Right now, Apple Pay is the clear leader in mobile payments from consumers to merchants. Apple Chief Executive Officer Tim Cook said in January that Apple Pay does $2 out of every $3 of contactless payments for MasterCard, American Express, and Visa. It has also successfully signed up major banks and merchants like Best Buy, Whole Foods, McDonald's and is available at nearly 700,000 merchant locations, Tim Cook said in March.
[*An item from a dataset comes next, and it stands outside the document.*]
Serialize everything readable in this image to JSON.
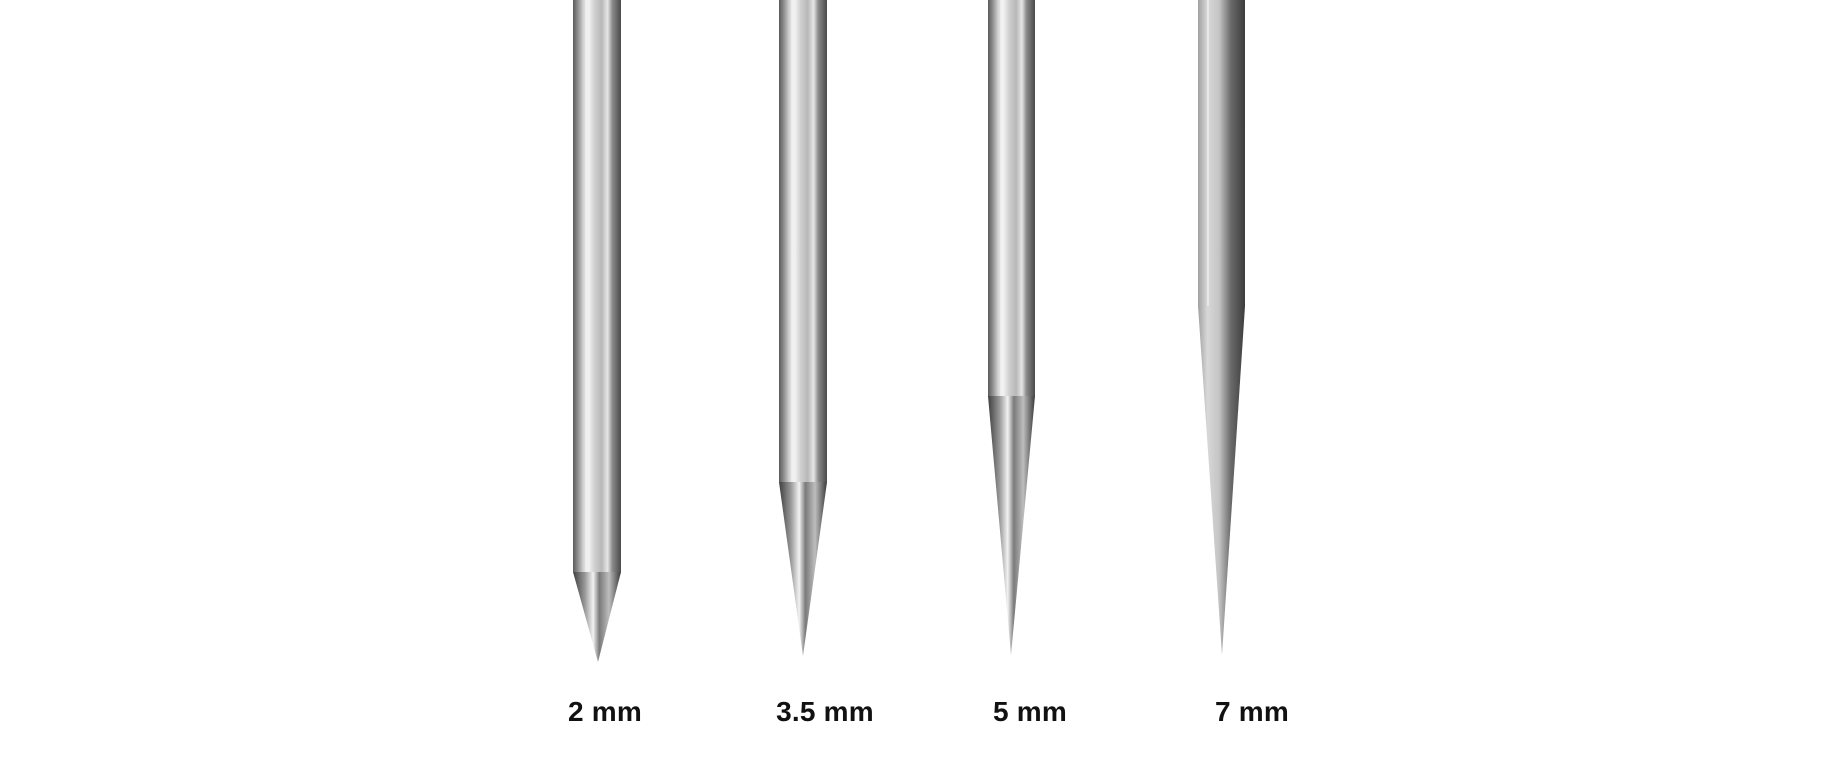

But it's still a relatively small market. Forrester Research estimated that there were $52 billion of mobile payments in 2014, which includes in-person payments, payments done through mobile apps remotely, and peer to payments like Venmo). 22 percent of cell phone owners made at least one mobile payment in 2014, and a third of cell phone users between aged 18 and 29 did, according to a Federal Reserve survey.
The main reason people don't use mobile payments, according to the Federal Reserve, is that they're not noticeably more convenient than credit or debit cards. 75 percent of the respondents in the Fed survey said that it was easier to pay with credit or debit cards, and 59 percent said they were concerned about the security of mobile payments. Like with Apple Pay, Android Pay will not convey a credit card number to the merchant, and will instead receive what's known as a unique token for each transaction.